In engines, we respect cycles; in swings, we respect phases. Use event‑aligned windows around backswing, acceleration, impact, and follow‑through, similar to crank cycles or gear transitions. Overlap modestly to capture transients, and add pre‑event context so anticipatory mechanics are visible. This preserves causality, reduces leakage, and lets the model connect preparatory movements with downstream errors like scooping, casting, or collapsing posture.
Zero‑g offsets, gyroscope drift, and misaligned axes can bury subtle patterns. Borrow calibration rituals from fleet sensors: periodic static poses, quick figure‑eight routines, and gravity alignment checks. Use orientation‑invariant features or transform to a body‑centric frame tied to pelvis or trunk. Gentle denoising, not over‑smoothing, keeps impact signatures crisp while removing strap flutter and clothing rustle that masquerade as motion anomalies.
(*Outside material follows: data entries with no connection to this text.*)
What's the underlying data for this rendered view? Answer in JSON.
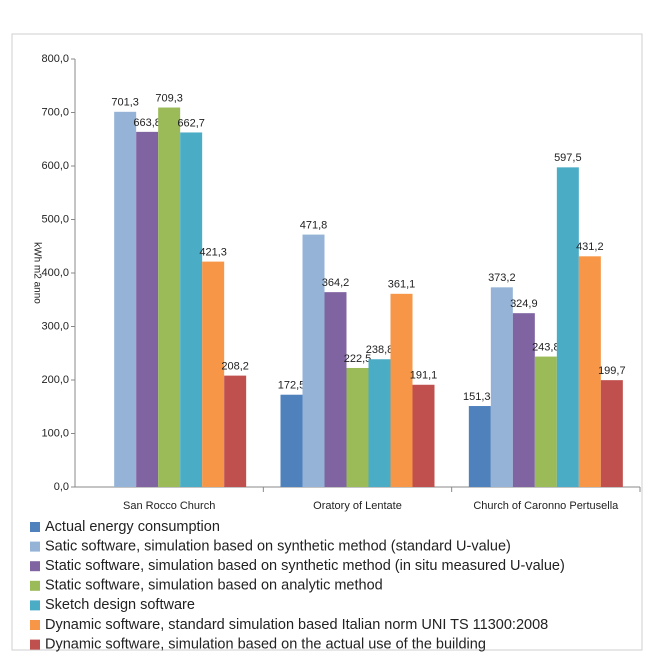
{
  "chart_data": {
    "type": "bar",
    "ylabel": "kWh m2 anno",
    "categories": [
      "San Rocco Church",
      "Oratory of Lentate",
      "Church of Caronno Pertusella"
    ],
    "ylim": [
      0,
      800
    ],
    "yticks": [
      {
        "value": 0,
        "label": "0,0"
      },
      {
        "value": 100,
        "label": "100,0"
      },
      {
        "value": 200,
        "label": "200,0"
      },
      {
        "value": 300,
        "label": "300,0"
      },
      {
        "value": 400,
        "label": "400,0"
      },
      {
        "value": 500,
        "label": "500,0"
      },
      {
        "value": 600,
        "label": "600,0"
      },
      {
        "value": 700,
        "label": "700,0"
      },
      {
        "value": 800,
        "label": "800,0"
      }
    ],
    "series": [
      {
        "name": "Actual energy consumption",
        "color": "#4f81bd",
        "values": [
          null,
          172.5,
          151.34
        ],
        "value_labels": [
          null,
          "172,5",
          "151,34"
        ]
      },
      {
        "name": "Satic software, simulation based on synthetic method (standard U-value)",
        "color": "#95b3d7",
        "values": [
          701.3,
          471.8,
          373.2
        ],
        "value_labels": [
          "701,3",
          "471,8",
          "373,2"
        ]
      },
      {
        "name": "Static software, simulation based on synthetic method (in situ measured U-value)",
        "color": "#8064a2",
        "values": [
          663.8,
          364.2,
          324.9
        ],
        "value_labels": [
          "663,8",
          "364,2",
          "324,9"
        ]
      },
      {
        "name": "Static software, simulation based on analytic method",
        "color": "#9bbb59",
        "values": [
          709.3,
          222.5,
          243.8
        ],
        "value_labels": [
          "709,3",
          "222,5",
          "243,8"
        ]
      },
      {
        "name": "Sketch design software",
        "color": "#4bacc6",
        "values": [
          662.7,
          238.8,
          597.5
        ],
        "value_labels": [
          "662,7",
          "238,8",
          "597,5"
        ]
      },
      {
        "name": "Dynamic software, standard simulation based Italian norm UNI TS 11300:2008",
        "color": "#f79646",
        "values": [
          421.3,
          361.1,
          431.2
        ],
        "value_labels": [
          "421,3",
          "361,1",
          "431,2"
        ]
      },
      {
        "name": "Dynamic software, simulation based on the actual use of the building",
        "color": "#c0504d",
        "values": [
          208.2,
          191.1,
          199.7
        ],
        "value_labels": [
          "208,2",
          "191,1",
          "199,7"
        ]
      }
    ]
  }
}
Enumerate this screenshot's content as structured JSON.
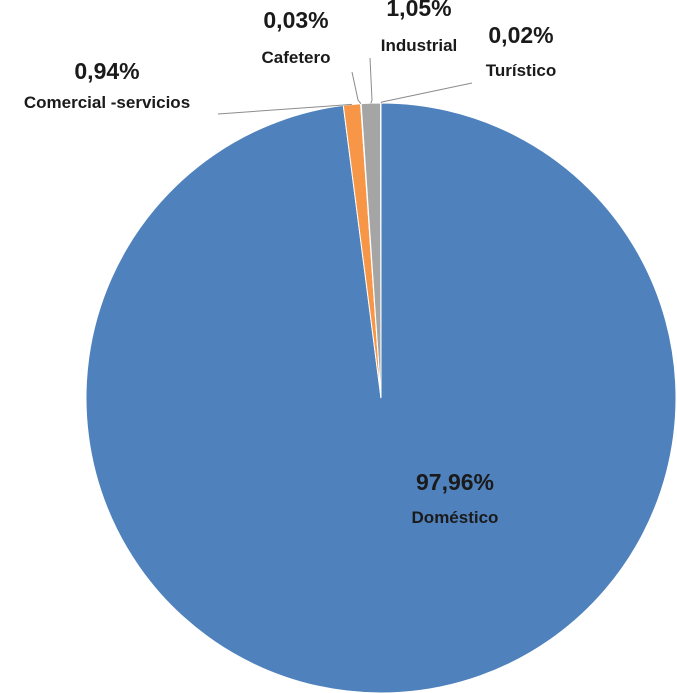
{
  "chart_data": {
    "type": "pie",
    "title": "",
    "slices": [
      {
        "category": "Doméstico",
        "value": 97.96,
        "label": "97,96%",
        "color": "#4f81bd"
      },
      {
        "category": "Comercial -servicios",
        "value": 0.94,
        "label": "0,94%",
        "color": "#f79646"
      },
      {
        "category": "Cafetero",
        "value": 0.03,
        "label": "0,03%",
        "color": "#4bacc6"
      },
      {
        "category": "Industrial",
        "value": 1.05,
        "label": "1,05%",
        "color": "#a5a5a5"
      },
      {
        "category": "Turístico",
        "value": 0.02,
        "label": "0,02%",
        "color": "#ffd966"
      }
    ],
    "legend": "none",
    "data_labels": "category and percentage"
  }
}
Road grade and payload change engine signatures; likewise, grip size, string tension, club length, and athlete fatigue reshape swing traces. Log these as structured metadata and feed them as conditioning signals or domain tags. This enables stratified evaluation, fair comparisons across sessions, and smarter personalization layers. It also helps coaches test hypotheses—like whether a heavier racquet actually stabilizes a specific player’s wrist at impact.